Hilary Knight was born stage-struck, ninety years ago. Best known as the illustrator of the American classic Eloise, he cites the performing arts as the single greatest influence on his life and career.
As a child, Knight was fascinated by the circus and could not get enough of Broadway. His artist parents introduced him to musicals with Jumbo in 1935. His early theatrical influences were Ethel Merman in Red, Hot and Blue; Gertrude Lawrence in Lady in the Dark; and the sensational Carmen Miranda in The Streets of Paris. The movies were another source of inspiration and obsession. Designer Adrian’s extravagant costumes for The Great Ziegfeld (1936) mesmerized him; child star Sabu in Elephant Boy (1937) became a hero.
After studying at the Art Students' League with Reginald Marsh, and then a stint in the US Navy in World War II, Knight designed sets under the exacting eye of the legendary George Abbott at the Ogunquit Playhouse in Maine.
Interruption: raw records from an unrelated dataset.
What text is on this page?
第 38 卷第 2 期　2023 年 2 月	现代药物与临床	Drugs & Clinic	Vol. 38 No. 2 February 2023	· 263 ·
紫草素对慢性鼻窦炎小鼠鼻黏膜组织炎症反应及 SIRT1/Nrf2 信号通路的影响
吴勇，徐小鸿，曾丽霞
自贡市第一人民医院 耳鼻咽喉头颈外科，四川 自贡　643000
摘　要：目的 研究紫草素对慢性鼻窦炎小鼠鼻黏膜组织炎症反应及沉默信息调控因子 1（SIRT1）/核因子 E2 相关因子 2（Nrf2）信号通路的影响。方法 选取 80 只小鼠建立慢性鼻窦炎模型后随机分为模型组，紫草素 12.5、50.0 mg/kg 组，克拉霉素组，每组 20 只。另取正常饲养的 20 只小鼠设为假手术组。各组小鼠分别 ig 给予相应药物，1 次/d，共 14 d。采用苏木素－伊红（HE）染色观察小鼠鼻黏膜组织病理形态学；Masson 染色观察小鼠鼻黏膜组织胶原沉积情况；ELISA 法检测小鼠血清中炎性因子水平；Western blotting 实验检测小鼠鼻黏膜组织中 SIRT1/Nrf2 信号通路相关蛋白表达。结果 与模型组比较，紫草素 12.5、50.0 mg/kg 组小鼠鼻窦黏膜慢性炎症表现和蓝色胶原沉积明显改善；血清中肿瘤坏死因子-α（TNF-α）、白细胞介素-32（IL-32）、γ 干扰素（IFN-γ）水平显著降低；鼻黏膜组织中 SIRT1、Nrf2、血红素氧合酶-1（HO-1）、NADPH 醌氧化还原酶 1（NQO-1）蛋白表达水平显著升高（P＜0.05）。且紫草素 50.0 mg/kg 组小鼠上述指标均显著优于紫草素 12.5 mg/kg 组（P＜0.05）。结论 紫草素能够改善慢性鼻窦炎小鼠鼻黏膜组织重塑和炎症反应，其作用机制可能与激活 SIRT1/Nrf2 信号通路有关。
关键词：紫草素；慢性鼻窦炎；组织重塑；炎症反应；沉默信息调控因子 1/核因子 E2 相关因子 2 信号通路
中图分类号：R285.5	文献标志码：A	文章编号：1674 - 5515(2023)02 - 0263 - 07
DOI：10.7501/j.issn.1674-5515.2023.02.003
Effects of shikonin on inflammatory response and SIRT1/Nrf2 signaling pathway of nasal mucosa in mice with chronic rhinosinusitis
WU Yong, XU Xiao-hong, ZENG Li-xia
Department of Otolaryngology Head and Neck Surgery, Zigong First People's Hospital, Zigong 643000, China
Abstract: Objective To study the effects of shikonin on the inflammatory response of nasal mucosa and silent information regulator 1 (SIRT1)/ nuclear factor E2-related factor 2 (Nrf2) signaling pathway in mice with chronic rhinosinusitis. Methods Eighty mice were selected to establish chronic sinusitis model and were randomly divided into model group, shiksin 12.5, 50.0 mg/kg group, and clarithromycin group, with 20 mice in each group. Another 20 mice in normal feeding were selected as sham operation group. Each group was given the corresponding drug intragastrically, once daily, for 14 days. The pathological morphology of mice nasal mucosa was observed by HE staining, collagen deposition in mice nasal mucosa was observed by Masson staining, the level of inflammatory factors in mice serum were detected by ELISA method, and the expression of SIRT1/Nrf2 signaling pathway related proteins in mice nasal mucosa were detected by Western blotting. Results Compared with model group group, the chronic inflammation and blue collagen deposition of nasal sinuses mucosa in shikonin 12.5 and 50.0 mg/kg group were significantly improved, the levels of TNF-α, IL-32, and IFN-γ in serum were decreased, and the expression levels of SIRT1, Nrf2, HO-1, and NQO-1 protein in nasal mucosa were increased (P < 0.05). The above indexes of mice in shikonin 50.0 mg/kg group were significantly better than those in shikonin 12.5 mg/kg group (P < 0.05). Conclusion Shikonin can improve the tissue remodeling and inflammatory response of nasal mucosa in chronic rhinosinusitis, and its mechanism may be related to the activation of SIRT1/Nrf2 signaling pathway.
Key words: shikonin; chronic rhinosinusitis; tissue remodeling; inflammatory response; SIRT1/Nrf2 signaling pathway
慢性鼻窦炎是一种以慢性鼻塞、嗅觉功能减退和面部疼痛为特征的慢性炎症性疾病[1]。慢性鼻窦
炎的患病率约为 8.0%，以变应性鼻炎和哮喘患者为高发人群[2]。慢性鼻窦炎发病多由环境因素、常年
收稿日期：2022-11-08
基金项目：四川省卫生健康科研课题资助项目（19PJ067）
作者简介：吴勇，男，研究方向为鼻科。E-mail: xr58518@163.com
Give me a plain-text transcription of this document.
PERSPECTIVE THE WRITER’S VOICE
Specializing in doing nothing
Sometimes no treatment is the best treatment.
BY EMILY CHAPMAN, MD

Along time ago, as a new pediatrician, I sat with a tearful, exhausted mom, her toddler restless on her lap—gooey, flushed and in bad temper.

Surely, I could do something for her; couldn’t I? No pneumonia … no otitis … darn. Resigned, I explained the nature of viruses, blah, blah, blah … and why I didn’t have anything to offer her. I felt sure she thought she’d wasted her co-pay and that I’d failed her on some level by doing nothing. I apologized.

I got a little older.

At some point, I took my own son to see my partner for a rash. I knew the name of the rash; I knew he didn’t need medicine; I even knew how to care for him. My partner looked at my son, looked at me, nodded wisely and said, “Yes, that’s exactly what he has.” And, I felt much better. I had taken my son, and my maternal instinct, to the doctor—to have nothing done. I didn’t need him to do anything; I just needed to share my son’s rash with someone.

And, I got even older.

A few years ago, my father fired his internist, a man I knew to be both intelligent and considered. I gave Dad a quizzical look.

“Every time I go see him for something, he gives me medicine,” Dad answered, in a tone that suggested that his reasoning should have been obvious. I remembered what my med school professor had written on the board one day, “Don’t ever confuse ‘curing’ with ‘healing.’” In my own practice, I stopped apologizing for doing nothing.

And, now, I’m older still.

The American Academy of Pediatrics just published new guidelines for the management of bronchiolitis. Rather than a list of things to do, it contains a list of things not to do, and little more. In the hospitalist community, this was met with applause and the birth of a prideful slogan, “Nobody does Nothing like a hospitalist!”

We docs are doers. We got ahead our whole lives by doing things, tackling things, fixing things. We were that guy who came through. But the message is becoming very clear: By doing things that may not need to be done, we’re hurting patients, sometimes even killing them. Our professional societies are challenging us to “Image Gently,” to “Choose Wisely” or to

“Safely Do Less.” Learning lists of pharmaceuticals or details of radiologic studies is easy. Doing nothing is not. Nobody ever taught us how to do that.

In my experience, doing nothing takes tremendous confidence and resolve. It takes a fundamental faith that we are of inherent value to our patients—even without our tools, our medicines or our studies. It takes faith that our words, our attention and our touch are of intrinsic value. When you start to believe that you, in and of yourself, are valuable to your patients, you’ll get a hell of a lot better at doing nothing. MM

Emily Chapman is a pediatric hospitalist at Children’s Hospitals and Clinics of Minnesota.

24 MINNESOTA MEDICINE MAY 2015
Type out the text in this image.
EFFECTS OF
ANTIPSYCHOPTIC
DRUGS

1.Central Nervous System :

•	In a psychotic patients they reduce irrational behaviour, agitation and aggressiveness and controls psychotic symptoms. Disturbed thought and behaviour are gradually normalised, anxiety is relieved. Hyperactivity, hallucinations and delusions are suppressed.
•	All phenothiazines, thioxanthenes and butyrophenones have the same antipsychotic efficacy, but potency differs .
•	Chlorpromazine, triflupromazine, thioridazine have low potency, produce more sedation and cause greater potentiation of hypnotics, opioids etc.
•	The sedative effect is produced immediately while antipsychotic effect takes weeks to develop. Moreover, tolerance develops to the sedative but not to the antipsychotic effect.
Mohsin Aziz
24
Eloise became a national and international bestseller in the 1950's, and Knight's children's book career took off with titles such as Where's Wallace, and The Circus is Coming! Yet his work in the theater continued with iconic Broadway posters, including No, No, Nanette, Irene, Half a Sixpence, and the burlesque musical Sugar Babies, starring Mickey Rooney and Ann Miller, among many others.
Now for the first time, Hilary Knight’s stage-struck life is the subject of a comprehensive exhibition that includes original artwork for posters; theatrical illustrations for Vanity Fair magazine (where Knight is a contributing editor); Knight’s most recent work — three-dimensional portraits in stage-like settings — and costume and set designs for performances and revues that reveal that for Hilary Knight, all the world is indeed a stage.